Pour cette exposition, le grand magasin a souhaité provoquer des rencontres inédites, en travaillant avec les créateurs qui ont choisi un quartier et s’en réclament. Pour les acheteurs du Bon Marché, les créateurs de Château Rouge, de la Goutte d’Or, de Pigalle, de la rue de Verneuil sont les dignes héritiers de ces ateliers d’artistes du XIXème ou du début du XXème siècle : on pense au bateau Lavoir à Montmartre, à La Ruche, à ces artisans à ces échoppes, à ces comptoirs qui faisaient de la ville un formidable atelier vivant. « Le parallèle est d’autant plus juste, affirme le porte-parole du grand-magasin, que certaines valeurs des siècles derniers reprennent vigueur : la vie de quartier, la transmission du savoir-faire, le respect du travail manuel, des matériaux, de l’environnement, le goût de la nature, du végétal. L’avenir, pour nombre d’entre eux, semblait tout tracé. Juriste, avocat, médecin, professeur. Pourtant, ils ont décidé de devenir créateurs, de se réaliser pleinement dans leur profession et d’offrir à ceux qui choisiront leurs créations quelque chose d’unique, une part d’eux-mêmes en quelque sorte ».

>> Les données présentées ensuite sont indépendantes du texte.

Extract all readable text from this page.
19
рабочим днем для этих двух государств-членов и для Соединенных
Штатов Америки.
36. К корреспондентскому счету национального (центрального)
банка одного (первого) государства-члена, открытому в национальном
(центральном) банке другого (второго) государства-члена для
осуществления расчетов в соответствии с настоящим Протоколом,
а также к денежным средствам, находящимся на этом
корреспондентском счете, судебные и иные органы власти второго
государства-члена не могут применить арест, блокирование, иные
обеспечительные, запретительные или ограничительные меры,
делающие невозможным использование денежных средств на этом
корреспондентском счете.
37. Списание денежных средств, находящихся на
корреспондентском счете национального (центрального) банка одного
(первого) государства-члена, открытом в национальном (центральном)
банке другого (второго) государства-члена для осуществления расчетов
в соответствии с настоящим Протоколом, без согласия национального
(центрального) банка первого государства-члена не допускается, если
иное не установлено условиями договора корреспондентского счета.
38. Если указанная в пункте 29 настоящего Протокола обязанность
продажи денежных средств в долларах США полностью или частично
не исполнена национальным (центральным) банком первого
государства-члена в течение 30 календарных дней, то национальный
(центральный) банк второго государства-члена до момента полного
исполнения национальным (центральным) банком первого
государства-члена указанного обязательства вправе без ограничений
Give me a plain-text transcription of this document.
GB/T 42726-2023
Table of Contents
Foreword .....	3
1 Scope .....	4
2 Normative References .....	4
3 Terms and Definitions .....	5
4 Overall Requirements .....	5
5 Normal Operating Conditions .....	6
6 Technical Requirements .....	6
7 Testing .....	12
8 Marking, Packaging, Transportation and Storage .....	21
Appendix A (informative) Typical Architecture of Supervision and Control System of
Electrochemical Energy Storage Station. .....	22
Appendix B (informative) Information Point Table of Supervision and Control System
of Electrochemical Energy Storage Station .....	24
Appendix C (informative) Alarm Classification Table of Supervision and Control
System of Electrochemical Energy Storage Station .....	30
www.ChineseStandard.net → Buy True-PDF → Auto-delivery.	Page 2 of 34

Ce n’est donc pas un Paris mythique, figure d’Epinal, qui s’installe au Bon Marché (et à La Grande Epicerie), mais un Paris cosmopolite et foisonnant. Un Paris « laboratoire de la modernité ». Plus d’une quarantaine de marques, très jeunes pour la plupart, sont mises en scène dans un décor de kiosques à journaux. Quelque exemples : la marque Maison Château Rouge, fondée en 2105 par deux frères, Youssouf et Mamadou Fofana. Le nom de label est un hommage au quartier du XVIIIème arrondissement, emblématique d’un Paris qui symbolise pour les deux créateurs, le « vivre ensemble ». Cette jeune marque propose un streetwear minimaliste, des jupes et des tops pour femme, des tenues urbaines coupées dans des wax achetés aux commerçants du quartier. Coté accessoires, le Bon Marché met notamment en vedette Fauvette et Louise Damas qui font atelier et boutique communs dans le Xème arrondissement. Fauvette propose des sacs, pochettes et accessoires, simples et épurés qui jouent avec les différentes finitions de cuir. Louise Damas crée des bijoux inspirés par ses héroïnes romanesques. Toutes leurs créations sont faites à la main, sous les yeux des visiteurs qui peuvent choisir couleurs et matériaux.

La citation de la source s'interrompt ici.